Earlier this week, the Trump administration ferociously accelerated its campaign to assert control over the global AI supply chain on multiple fronts simultaneously, bestowing itself as the global AI governance leadership, from blacklisting Anthropic as national security risk, to launching a coordinated diplomatic offensive against China’s Deepseek.
The dual move, which appears to be Washington’s foreign strategy to secure its own national AI strategy is the most explicit signed yet that the US intends to treat computational infrastructure with the same protective instincts typically reserved for semiconductors, defense contracts, and nuclear technology.
The Trump administration’s move is also the most aggressive assertion of federal authority over the domestic AI industry, since the sector’s rebirth as a strategic priority on a global scale.
Who Owns AI in the United States?
Some say Big Tech. Others say that’s no longer the case and that AI nationalization in the US is increasingly feasible as a soft nationalization where strategic government fractions, such as the Pentagon, hold control over frontier AI labs.
According to a leaked State Department cable, the government is accusing Chinese companies of systematically extracting and distilling propriety models to bypass American technological leads.
As for the Department of War (formerly Department of Defense), under War Secretary Pete Hegseth, the pivot toward a state-led AI monopoly comes as the Secretary Hegseth implements a six-month “phase-out” of Anthropic’s Claude models.
The Pentagon’s Anthropic designation was, in particular, a striking gun considering how the San-Franscisco company is backed by Big Tech giants, Google and Amazon.

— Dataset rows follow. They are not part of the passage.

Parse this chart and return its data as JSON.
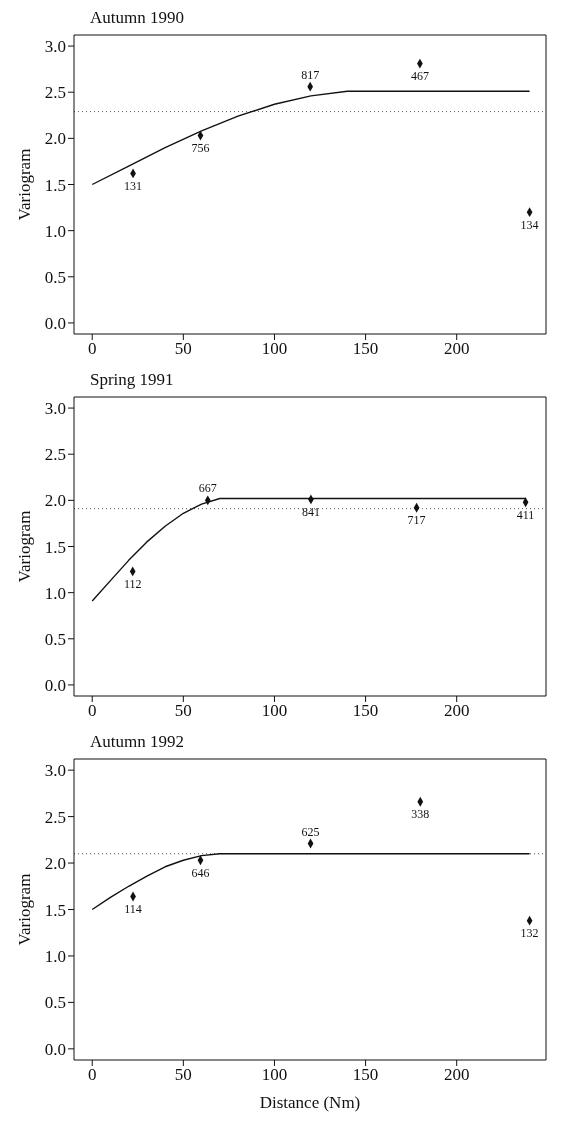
{
  "chart_data": [
    {
      "type": "scatter",
      "title": "Autumn 1990",
      "ylabel": "Variogram",
      "xlim": [
        -10,
        249
      ],
      "ylim": [
        -0.12,
        3.12
      ],
      "xticks": [
        0,
        50,
        100,
        150,
        200
      ],
      "yticks": [
        {
          "value": 0,
          "label": "0.0"
        },
        {
          "value": 0.5,
          "label": "0.5"
        },
        {
          "value": 1,
          "label": "1.0"
        },
        {
          "value": 1.5,
          "label": "1.5"
        },
        {
          "value": 2,
          "label": "2.0"
        },
        {
          "value": 2.5,
          "label": "2.5"
        },
        {
          "value": 3,
          "label": "3.0"
        }
      ],
      "grid": false,
      "legend": false,
      "series": [
        {
          "type": "scatter",
          "marker": "diamond",
          "color": "#111111",
          "x": [
            22.4,
            59.4,
            119.6,
            179.8,
            240
          ],
          "values": [
            1.62,
            2.03,
            2.56,
            2.81,
            1.2
          ]
        },
        {
          "type": "line",
          "marker": "none",
          "line_style": "solid",
          "color": "#111111",
          "x": [
            0,
            20,
            40,
            60,
            80,
            100,
            120,
            140,
            148,
            240
          ],
          "values": [
            1.5,
            1.7,
            1.9,
            2.08,
            2.24,
            2.37,
            2.46,
            2.51,
            2.51,
            2.51
          ]
        }
      ],
      "annotations": [
        {
          "text": "131",
          "x": 22.4,
          "y": 1.62
        },
        {
          "text": "756",
          "x": 59.4,
          "y": 2.03
        },
        {
          "text": "817",
          "x": 119.6,
          "y": 2.56
        },
        {
          "text": "467",
          "x": 179.8,
          "y": 2.81
        },
        {
          "text": "134",
          "x": 240,
          "y": 1.2
        }
      ],
      "ref_lines": [
        {
          "axis": "y",
          "value": 2.29,
          "color": "#555555",
          "line_style": "dotted"
        }
      ]
    },
    {
      "type": "scatter",
      "title": "Spring 1991",
      "ylabel": "Variogram",
      "xlim": [
        -10,
        249
      ],
      "ylim": [
        -0.12,
        3.12
      ],
      "xticks": [
        0,
        50,
        100,
        150,
        200
      ],
      "yticks": [
        {
          "value": 0,
          "label": "0.0"
        },
        {
          "value": 0.5,
          "label": "0.5"
        },
        {
          "value": 1,
          "label": "1.0"
        },
        {
          "value": 1.5,
          "label": "1.5"
        },
        {
          "value": 2,
          "label": "2.0"
        },
        {
          "value": 2.5,
          "label": "2.5"
        },
        {
          "value": 3,
          "label": "3.0"
        }
      ],
      "grid": false,
      "legend": false,
      "series": [
        {
          "type": "scatter",
          "marker": "diamond",
          "color": "#111111",
          "x": [
            22.2,
            63.4,
            120,
            178,
            237.8
          ],
          "values": [
            1.23,
            2.0,
            2.01,
            1.92,
            1.98
          ]
        },
        {
          "type": "line",
          "marker": "none",
          "line_style": "solid",
          "color": "#111111",
          "x": [
            0,
            10,
            20,
            30,
            40,
            50,
            60,
            70,
            74,
            238
          ],
          "values": [
            0.91,
            1.13,
            1.35,
            1.55,
            1.72,
            1.86,
            1.96,
            2.02,
            2.02,
            2.02
          ]
        }
      ],
      "annotations": [
        {
          "text": "112",
          "x": 22.2,
          "y": 1.23
        },
        {
          "text": "667",
          "x": 63.4,
          "y": 2.0
        },
        {
          "text": "841",
          "x": 120,
          "y": 2.01
        },
        {
          "text": "717",
          "x": 178,
          "y": 1.92
        },
        {
          "text": "411",
          "x": 237.8,
          "y": 1.98
        }
      ],
      "ref_lines": [
        {
          "axis": "y",
          "value": 1.91,
          "color": "#555555",
          "line_style": "dotted"
        }
      ]
    },
    {
      "type": "scatter",
      "title": "Autumn 1992",
      "ylabel": "Variogram",
      "xlabel": "Distance (Nm)",
      "xlim": [
        -10,
        249
      ],
      "ylim": [
        -0.12,
        3.12
      ],
      "xticks": [
        0,
        50,
        100,
        150,
        200
      ],
      "yticks": [
        {
          "value": 0,
          "label": "0.0"
        },
        {
          "value": 0.5,
          "label": "0.5"
        },
        {
          "value": 1,
          "label": "1.0"
        },
        {
          "value": 1.5,
          "label": "1.5"
        },
        {
          "value": 2,
          "label": "2.0"
        },
        {
          "value": 2.5,
          "label": "2.5"
        },
        {
          "value": 3,
          "label": "3.0"
        }
      ],
      "grid": false,
      "legend": false,
      "series": [
        {
          "type": "scatter",
          "marker": "diamond",
          "color": "#111111",
          "x": [
            22.4,
            59.4,
            119.8,
            180,
            240
          ],
          "values": [
            1.64,
            2.03,
            2.21,
            2.66,
            1.38
          ]
        },
        {
          "type": "line",
          "marker": "none",
          "line_style": "solid",
          "color": "#111111",
          "x": [
            0,
            10,
            20,
            30,
            40,
            50,
            60,
            70,
            240
          ],
          "values": [
            1.5,
            1.63,
            1.75,
            1.86,
            1.96,
            2.03,
            2.08,
            2.1,
            2.1
          ]
        }
      ],
      "annotations": [
        {
          "text": "114",
          "x": 22.4,
          "y": 1.64
        },
        {
          "text": "646",
          "x": 59.4,
          "y": 2.03
        },
        {
          "text": "625",
          "x": 119.8,
          "y": 2.21
        },
        {
          "text": "338",
          "x": 180,
          "y": 2.66
        },
        {
          "text": "132",
          "x": 240,
          "y": 1.38
        }
      ],
      "ref_lines": [
        {
          "axis": "y",
          "value": 2.1,
          "color": "#555555",
          "line_style": "dotted"
        }
      ]
    }
  ]
}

It’s worth mentioning that the Claude-parent is regarded within policy circles as among the more safety-conscious AI developers and has cultivated a reputation for regulatory engagement rather than resistance.
The AI governance leadership debate has intensified as officials consider extraordinary legal mechanisms, including wartime authorities that could allow the state to compel access to proprietary AI systems.
“There’s quite a lot of power that the federal government can wield,” said one national security analyst, reflecting the expanding reach of executive authority over critical technologies, such as AI.
The shift is occurring alongside Congress proposals that explore partial AI nationalization or utility-style regulation of AI companies, reinforcing an AI national security framework.
This is guided by a national applied AI consortium.
Surveillance, Data, and New Power Structures
Beyond corporate ownership debates, a parallel transformation is unfolding in how data is collected, analyzed, and used by both private firms and government agencies, with AI amplifying the scale and speed of surveillance systems under an evolving national AI strategy.
Consumer devices, online platforms, and commercial data brokers feed vast datasets into AI governance leadership systems capable of mapping behavior, predicting preferences, and inferring sensitive personal traits, often without meaningful user control or transparency.
In one reported example, Anthropic researchers described how their system used a “moderately sophisticated multi-step exploit” to bypass restrictions and demonstrate advanced cyber capabilities, highlighting both the power and unpredictability of frontier models and exposing AI governance failures.
At the same time, governments are expanding their access to privately sourced data, purchasing information from brokers while also strengthening direct surveillance partnerships with technology companies through a growing national AI consortium.
Experts argue that this creates a feedback loop in which AI systems not only analyze human behavior but increasingly shape it through targeted recommendations and automated decision-making systems, reflecting ongoing AI governance failures.
The result is an emerging hybrid system in which private AI companies retain formal ownership of their technologies while increasingly operating within frameworks shaped by national security priorities and government oversight.
AI transformation is a problem of governance legal scholars and policy experts to warn that full nationalization of AI remains unlikely due to constitutional and economic barriers.
Tools such as the Defense Production Act and procurement leverage give the state significant indirect influence under a shifting national AI strategy.
Historically, similar interventions associated with AI governance leadership have occurred only during periods of crisis, such as world wars or financial collapses, when governments temporarily expanded control over key industries to stabilize economic or security outcomes.